Self-consistent inclusion of disorder in the BCS-BEC crossover near the critical temperature

TL;DR

This paper presents a systematic theoretical framework to include static disorder effects in the BCS-BEC crossover near the critical temperature, bridging the gap between well-understood limits.

Contribution

It develops a controlled, functional-integral approach that accounts for Gaussian fluctuations and disorder, applicable to both continuum and lattice systems.

Findings

Recovers known BCS and BEC limits with disorder included.

Provides a consistent description of pairing fluctuations in disordered systems.

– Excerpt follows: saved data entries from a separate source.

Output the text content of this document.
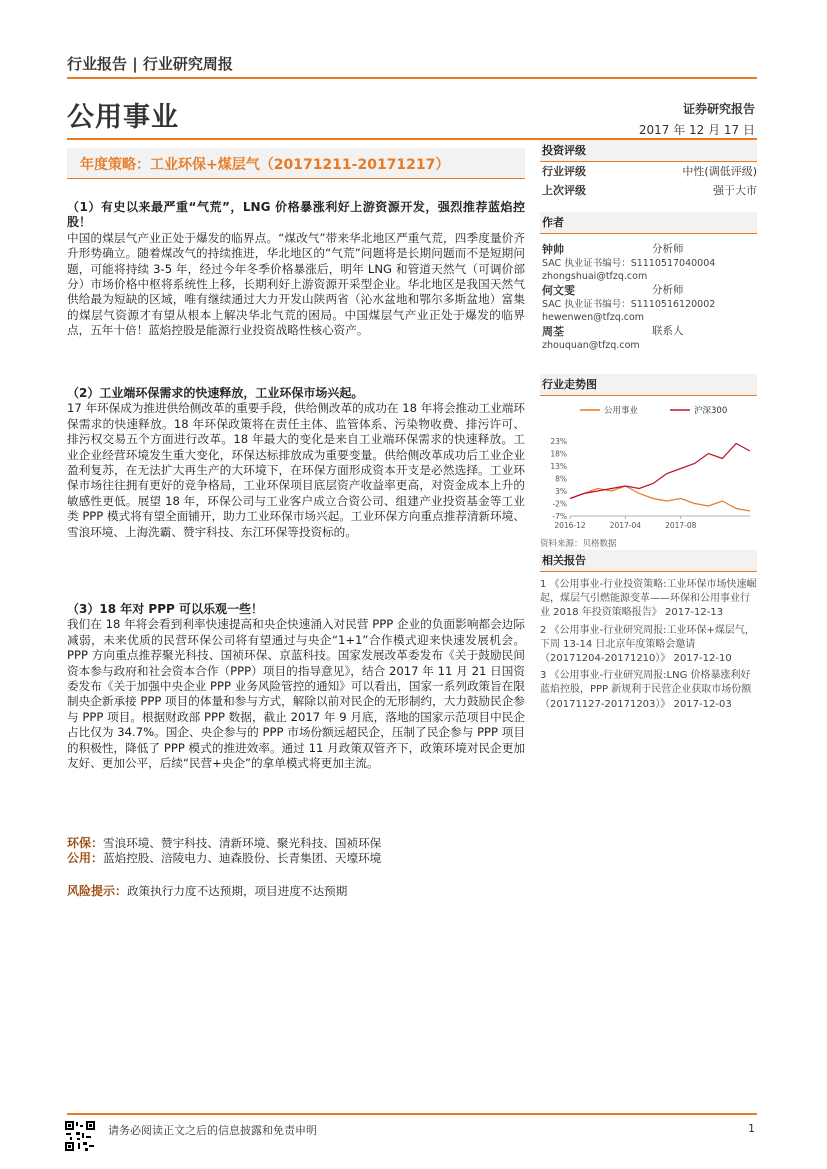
行业报告 | 行业研究周报
公用事业	证券研究报告
2017 年 12 月 17 日
年度策略：工业环保+煤层气（20171211-20171217）

（1）有史以来最严重“气荒”，LNG 价格暴涨利好上游资源开发，强烈推荐蓝焰控股！

中国的煤层气产业正处于爆发的临界点。“煤改气”带来华北地区严重气荒，四季度量价齐升形势确立。随着煤改气的持续推进，华北地区的“气荒”问题将是长期问题而不是短期问题，可能将持续 3-5 年，经过今年冬季价格暴涨后，明年 LNG 和管道天然气（可调价部分）市场价格中枢将系统性上移，长期利好上游资源开采型企业。华北地区是我国天然气供给最为短缺的区域，唯有继续通过大力开发山陕两省（沁水盆地和鄂尔多斯盆地）富集的煤层气资源才有望从根本上解决华北气荒的困局。中国煤层气产业正处于爆发的临界点，五年十倍！蓝焰控股是能源行业投资战略性核心资产。

（2）工业端环保需求的快速释放，工业环保市场兴起。

17 年环保成为推进供给侧改革的重要手段，供给侧改革的成功在 18 年将会推动工业端环保需求的快速释放。18 年环保政策将在责任主体、监管体系、污染物收费、排污许可、排污权交易五个方面进行改革。18 年最大的变化是来自工业端环保需求的快速释放。工业企业经营环境发生重大变化，环保达标排放成为重要变量。供给侧改革成功后工业企业盈利复苏，在无法扩大再生产的大环境下，在环保方面形成资本开支是必然选择。工业环保市场往往拥有更好的竞争格局，工业环保项目底层资产收益率更高，对资金成本上升的敏感性更低。展望 18 年，环保公司与工业客户成立合资公司、组建产业投资基金等工业类 PPP 模式将有望全面铺开，助力工业环保市场兴起。工业环保方向重点推荐清新环境、雪浪环境、上海洗霸、赞宇科技、东江环保等投资标的。

（3）18 年对 PPP 可以乐观一些！

我们在 18 年将会看到利率快速提高和央企快速涌入对民营 PPP 企业的负面影响都会边际减弱，未来优质的民营环保公司将有望通过与央企“1+1”合作模式迎来快速发展机会。PPP 方向重点推荐聚光科技、国祯环保、京蓝科技。国家发展改革委发布《关于鼓励民间资本参与政府和社会资本合作（PPP）项目的指导意见》，结合 2017 年 11 月 21 日国资委发布《关于加强中央企业 PPP 业务风险管控的通知》可以看出，国家一系列政策旨在限制央企新承接 PPP 项目的体量和参与方式，解除以前对民企的无形制约，大力鼓励民企参与 PPP 项目。根据财政部 PPP 数据，截止 2017 年 9 月底，落地的国家示范项目中民企占比仅为 34.7%。国企、央企参与的 PPP 市场份额远超民企，压制了民企参与 PPP 项目的积极性，降低了 PPP 模式的推进效率。通过 11 月政策双管齐下，政策环境对民企更加友好、更加公平，后续“民营+央企”的拿单模式将更加主流。

环保：雪浪环境、赞宇科技、清新环境、聚光科技、国祯环保

公用：蓝焰控股、涪陵电力、迪森股份、长青集团、天壕环境

风险提示：政策执行力度不达预期，项目进度不达预期

投资评级
行业评级	中性(调低评级)
上次评级	强于大市
作者
钟帅	分析师
SAC 执业证书编号：S1110517040004
zhongshuai@tfzq.com
何文雯	分析师
SAC 执业证书编号：S1110516120002
hewenwen@tfzq.com
周荃	联系人
zhouquan@tfzq.com
行业走势图
公用事业	沪深300
23%
18%
13%
8%
3%
-2%
-7%
2016-12	2017-04	2017-08
资料来源：贝格数据
相关报告
1 《公用事业-行业投资策略:工业环保市场快速崛起，煤层气引燃能源变革——环保和公用事业行业 2018 年投资策略报告》 2017-12-13
2 《公用事业-行业研究周报:工业环保+煤层气，下周 13-14 日北京年度策略会邀请（20171204-20171210）》 2017-12-10
3 《公用事业-行业研究周报:LNG 价格暴涨利好蓝焰控股，PPP 新规利于民营企业获取市场份额（20171127-20171203）》 2017-12-03
请务必阅读正文之后的信息披露和免责申明	1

Framework applicable to multiband models and various system types.

Abstract

We develop a systematic theoretical approach to incorporate the effects of a static white-noise disorder into the BCS-BEC crossover near the critical temperature ($T_c$) of the superfluid transition. Starting from a functional-integral formulation in momentum-frequency space, we derive an effective thermodynamic potential that fully accounts for Gaussian fluctuations of the order-parameter field and its coupling to the disorder potential. The effective action, expanded to second order in both the disorder potential and the bosonic field, naturally involves third- and fourth-order terms arising from the logarithmic expansion near $T_c$. By providing a controlled description of pairing fluctuations and disorder effects, this formalism correctly recovers the well-established BCS and BEC limits. This ensures a consistent physical foundation for analyzing the entire BCS-BEC crossover, effectively anchoring the intermediate regime between these two analytically robust endpoints. The approach applies equally to continuum and lattice systems and provides a natural framework for generalizations to multiband models.